Last week I realized that I had a really awful, intractable plot problem. I should have noticed a year ago, but for some reason (lack of innate talent, in all likelihood) I allowed myself to be satisfied with an utterly inadequate explanation for certain key events. In order for the plot of my series to work, a certain thing has to have happened in the prequel — and I finally tumbled to the fact that I had not the least idea how it could have happened.
It’s down to character motivation, basically. None of the characters who were on the scene at the time would have done the right things. Well, there was one character who might have the motivation, but he was an eight-year-old boy, and he didn’t have the means.
I wrote pages of notes. (I’m good at writing notes.) The solution was not appearing. I used my patented brainstorming method, without notable results.
In desperation, I thought to enlist the services of a story doctor. I contacted a couple of freelance editors that I found online and pitched them on the idea of doing a three- or four-hour brainstorming session. For pay. (And not cheap — we’re talking $100 an hour.) I was desperate! If I couldn’t solve the problem, my whole series of novels was going to collapse into a pile of matchsticks.
I wrote a 3,000-word description of the problem and sent it off to an editor. (A novelist in her own right, actually.) I asked her to have a look at it and then send me an invoice if she thought she wanted to tackle it.

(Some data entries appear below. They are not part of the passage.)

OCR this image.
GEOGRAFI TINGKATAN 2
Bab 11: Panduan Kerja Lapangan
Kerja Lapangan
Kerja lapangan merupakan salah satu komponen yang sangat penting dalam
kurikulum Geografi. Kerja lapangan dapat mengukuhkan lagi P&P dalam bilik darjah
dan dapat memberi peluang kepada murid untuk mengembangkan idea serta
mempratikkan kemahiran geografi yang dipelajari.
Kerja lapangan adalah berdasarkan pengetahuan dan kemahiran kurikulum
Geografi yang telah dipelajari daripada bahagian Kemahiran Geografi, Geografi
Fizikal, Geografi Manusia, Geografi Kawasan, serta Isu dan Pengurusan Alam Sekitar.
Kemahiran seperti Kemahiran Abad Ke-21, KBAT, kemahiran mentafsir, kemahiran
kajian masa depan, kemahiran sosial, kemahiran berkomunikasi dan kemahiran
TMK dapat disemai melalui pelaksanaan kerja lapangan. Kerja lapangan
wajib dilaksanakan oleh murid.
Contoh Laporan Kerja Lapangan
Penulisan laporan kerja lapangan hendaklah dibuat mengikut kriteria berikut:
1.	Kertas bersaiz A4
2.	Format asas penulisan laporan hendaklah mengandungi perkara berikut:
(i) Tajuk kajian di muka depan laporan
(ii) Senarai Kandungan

While I was waiting for her invoice, a second editor responded. In readying the description of the problem to send to her, I thought of a solution to part of it. It was a four-part problem, actually, and I seemed to have an idea about how two of the parts might work.
A whole day went by. No invoice arrived from either editor. So tonight I sat down, started taking more notes — and I figured out how to do it. Problem solved! And I didn’t have to pay anybody a nickel.
One lesson here, I think, is that sometimes it takes the unconscious a few days to mull things over. Ideas, especially complex ideas, have their own timetable. If I had gotten hopelessly frustrated and started beating myself up, I wouldn’t necessarily have found any viable answers. Yes, I was frustrated — but I asked for help.
I also spent a couple of days thinking, okay, if this doesn’t work, I’ll just spend the rest of my life playing music. That will be fun. Either way, with or without a solution to the plot problem, I’ll go right on enjoying life. So I worked on a couple of pieces of music and didn’t slide into worry.
I don’t yet know whether my new story line will be a couple of new chapters in Book 1, or whether one of the characters who was on the scene during the events in the prequel will just tell my heroine how it all happened. Probably new chapters. It’s a good thing I’m not on a deadline, nor writing to a fixed word count.